Unexpectedly Intriguing!
August 1, 2005

Political Calculations has previously reported upon various aspects of the Federal Reserve's research into the connection between personal earnings and the level of education of people in the U.S., but that connection presumes that the people are employed and are able to generate earnings. What if we instead looked at the connection between unemployment and education level? What patterns would be found?

Rob Valleta and Jaclyn Hodges of the San Francisco branch of the Federal Reserve have analyzed the recent history of unemployment in the U.S., focusing upon the demographic factors of age and education in contributing to the long term decline of unemployment levels. Their findings are contained the the Federal Reserve Bank of San Francisco's Economic Letter for July 15, 2005. Although the study contains some very interesting correlations between age and umemployment, we'll mainly focus upon the connection between education level and unemployment below.

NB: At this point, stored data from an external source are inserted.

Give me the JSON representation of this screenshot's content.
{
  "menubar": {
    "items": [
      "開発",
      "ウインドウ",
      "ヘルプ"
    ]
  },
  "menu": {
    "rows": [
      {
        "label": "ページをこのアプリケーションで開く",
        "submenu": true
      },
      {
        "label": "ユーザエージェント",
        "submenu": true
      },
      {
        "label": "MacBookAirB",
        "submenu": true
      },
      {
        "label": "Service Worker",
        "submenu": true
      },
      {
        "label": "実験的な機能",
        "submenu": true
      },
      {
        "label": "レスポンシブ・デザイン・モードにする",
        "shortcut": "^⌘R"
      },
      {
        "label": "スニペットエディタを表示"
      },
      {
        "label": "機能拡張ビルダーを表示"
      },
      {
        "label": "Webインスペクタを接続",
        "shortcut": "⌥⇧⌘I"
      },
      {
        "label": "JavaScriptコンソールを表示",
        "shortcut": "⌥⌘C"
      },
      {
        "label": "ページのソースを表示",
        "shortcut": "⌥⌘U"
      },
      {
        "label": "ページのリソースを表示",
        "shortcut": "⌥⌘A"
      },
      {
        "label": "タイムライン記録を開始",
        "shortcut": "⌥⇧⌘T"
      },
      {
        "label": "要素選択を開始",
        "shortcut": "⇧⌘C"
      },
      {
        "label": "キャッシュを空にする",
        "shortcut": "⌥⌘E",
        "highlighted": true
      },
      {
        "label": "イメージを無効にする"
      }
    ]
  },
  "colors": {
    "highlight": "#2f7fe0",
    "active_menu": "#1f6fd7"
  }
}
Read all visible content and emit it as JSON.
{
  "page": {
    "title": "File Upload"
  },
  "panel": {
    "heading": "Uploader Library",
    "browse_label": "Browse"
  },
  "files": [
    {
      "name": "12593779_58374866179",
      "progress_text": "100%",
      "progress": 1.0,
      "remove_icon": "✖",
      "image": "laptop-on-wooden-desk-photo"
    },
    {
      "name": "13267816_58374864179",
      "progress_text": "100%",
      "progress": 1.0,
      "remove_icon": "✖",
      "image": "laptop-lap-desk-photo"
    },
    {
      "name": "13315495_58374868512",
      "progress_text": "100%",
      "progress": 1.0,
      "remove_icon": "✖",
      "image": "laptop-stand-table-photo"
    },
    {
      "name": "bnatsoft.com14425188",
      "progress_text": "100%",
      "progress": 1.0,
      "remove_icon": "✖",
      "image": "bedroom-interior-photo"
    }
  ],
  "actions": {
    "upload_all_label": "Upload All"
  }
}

One of the neat things about the San Francisco Fed's report is that the authors provide charts illustrating the general trends in unemployment over the period from 1976 to 2004, and break out the unemployment data by the level of education. Here is their chart showing the overall trends in the level of unemployment:

Actual and Adjusted Unemployment Rates

The data presented in the chart above is based upon the report's authors' calculations from monthly Current Population Survey (CPS) files of annual averages of quarterly data. The shaded areas represent periods of recession.

Overall, we see a pattern of declining unemployment levels, which the authors attribute to the aging of the labor force and the increase of their average level of education. Now, let's look at the authors' chart that shows the unemployment rate by education level:

Unemployment Rates by Education Level

The pattern between the level of education and the respective level of education is absolutely stunning. Where the average rate of unemployment for those without high school diplomas rarely dips below double-digits in even the best of times, for college graduates, the rate of unemployment hasn't risen above 4% in the worst of times.

Valleta and Hodges' report also provides some eye-opening data with respect to the correlation between age and unemployment, but that is worthy of separate analysis. In the meantime, if the promise of greater income isn't enough to encourage your kids to further their education, perhaps the odds of even having the opportunity to even have a job will convince them of the importance of staying in school.